O filme procura mostrar Freddie como uma mente brilhante, mas não solitária, ressaltando que os outros integrantes também compunham letras, riffs e tinham ideias inovadoras, como a batida de We will rock you, atribuída a Brian May. O processo criativo desse e de vários outros hits, sobretudo da faixa-título, ocupam boas fatias do longa. O filme deixa claro, por exemplo, que Love of my life foi escrita por Mercury para Mary Austin (Lucy Boynton), com quem viveu um romance, se casou, mas de quem se separou depois de tornar pública sua bissexualidade. Os dois continuaram amigos.
SEXO
A sexualidade do front-man, reconhecido como um grande ícone da causa gay, é mostrada de modo superficial no longa, o que atraiu muitas críticas em países onde o filme estreou na semana passada. A história mostra que Freddie vai se envolvendo com homens à medida que o sucesso do Queen e as turnês aumentam. Não há cenas de sexo, nem beijos mais ardentes.

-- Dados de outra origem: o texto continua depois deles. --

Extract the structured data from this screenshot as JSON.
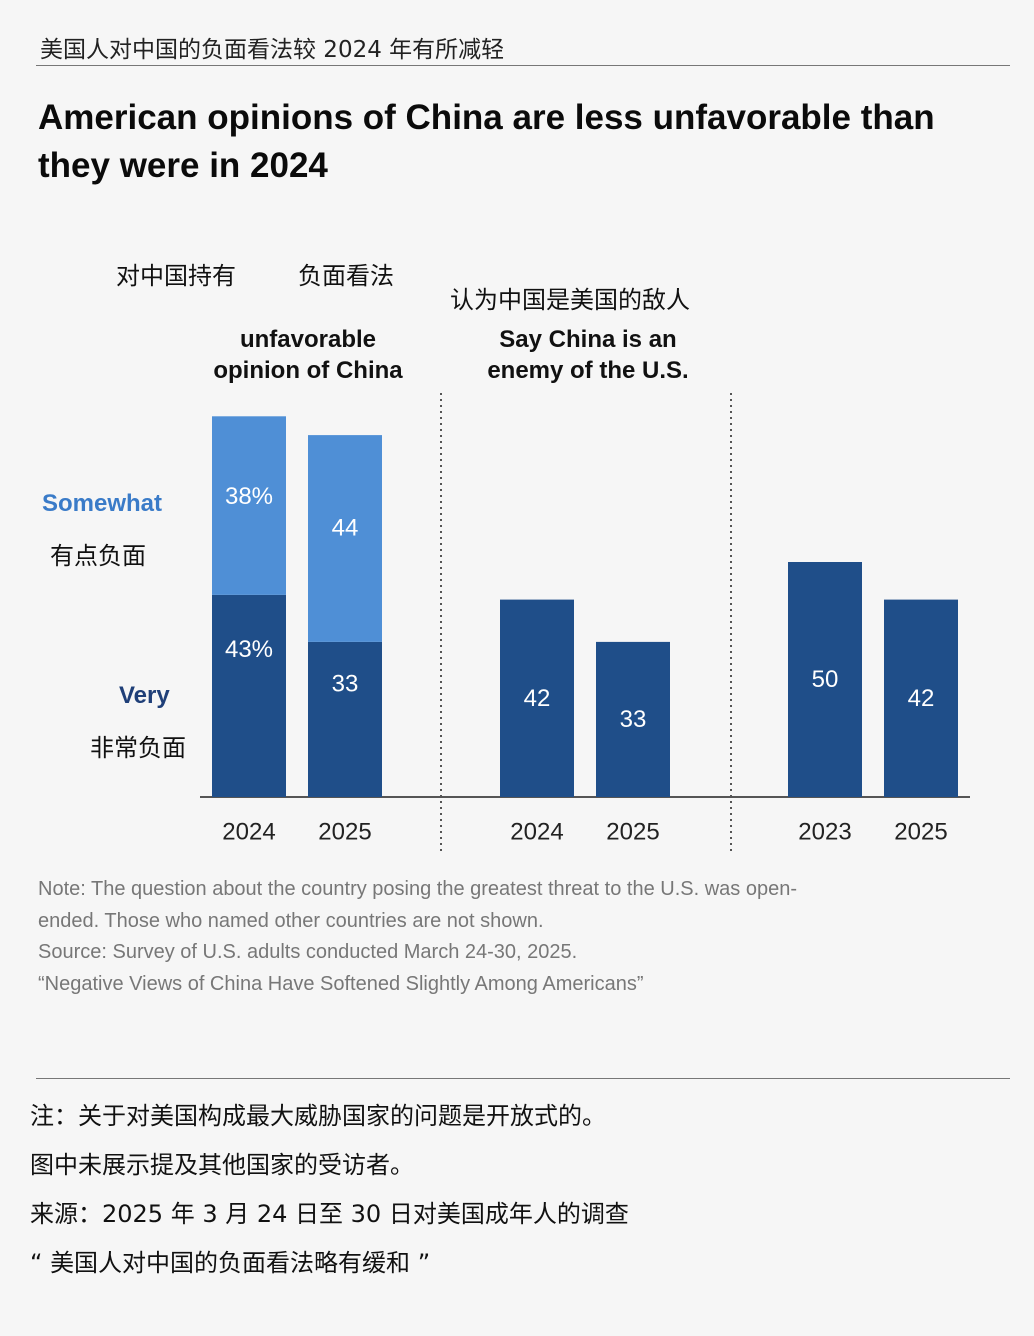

Jim Hutton (Aaron McCusker), com quem ele teve um relacionamento até o fim da vida, entra na história também de forma discreta.
O roteiro de Bohemian rhapsody apresenta o agente pessoal Paul Prenter (Allen Leech) como o grande vilão da história. Não fica claro se a relação de Paul com Freddie vai além da amizade, mas ele é apontado como o responsável por fazer o vocalista se desentender com os colegas de banca e procurar uma carreira solo – que nunca decolou. O mergulho mais fundo de Freddie Mercury no álcool e em outras drogas também é atribuído à influência de Paul Prenter.
A doença que causou a morte do protagonista é retratada como parte do contexto que fez com que Freddie se reconciliasse com o Queen, dando a entender uma dependência mútua entre o líder e seus companheiros. Como apontou Sacha Baron Cohen, o final é o meio. A narrativa não vai até a morte de Mercury, em 1991, mas se encerra no antológico show em Wembley, em 1985, no festival Live Aid, que angariava fundos para combater a fome na África. Na reunião dos maiores nomes do pop mundial na época, cada artista tinha 20 minutos no palco, tempo que foi impecavelmente encenado na íntegra para uma grande cena final.
Esse e outros momentos musicais podem arrepiar mesmo quem não é fã do Queen. Por outro lado, outros aspectos do longa podem revoltar os admiradores mais fervorosos da banda. O lendário show no Rock In Rio de 1985, por exemplo, em que a multidão canta Love of my life a capella, é mostrado fora de contexto, cronologicamente antes disso, de acordo com o visual que o cantor usava, entre outros detalhes. Há uma semana em cartaz no Reino Unido, o lançamento tem uma avaliação mediana de 5,9/10 no site Rotten Tomatoes.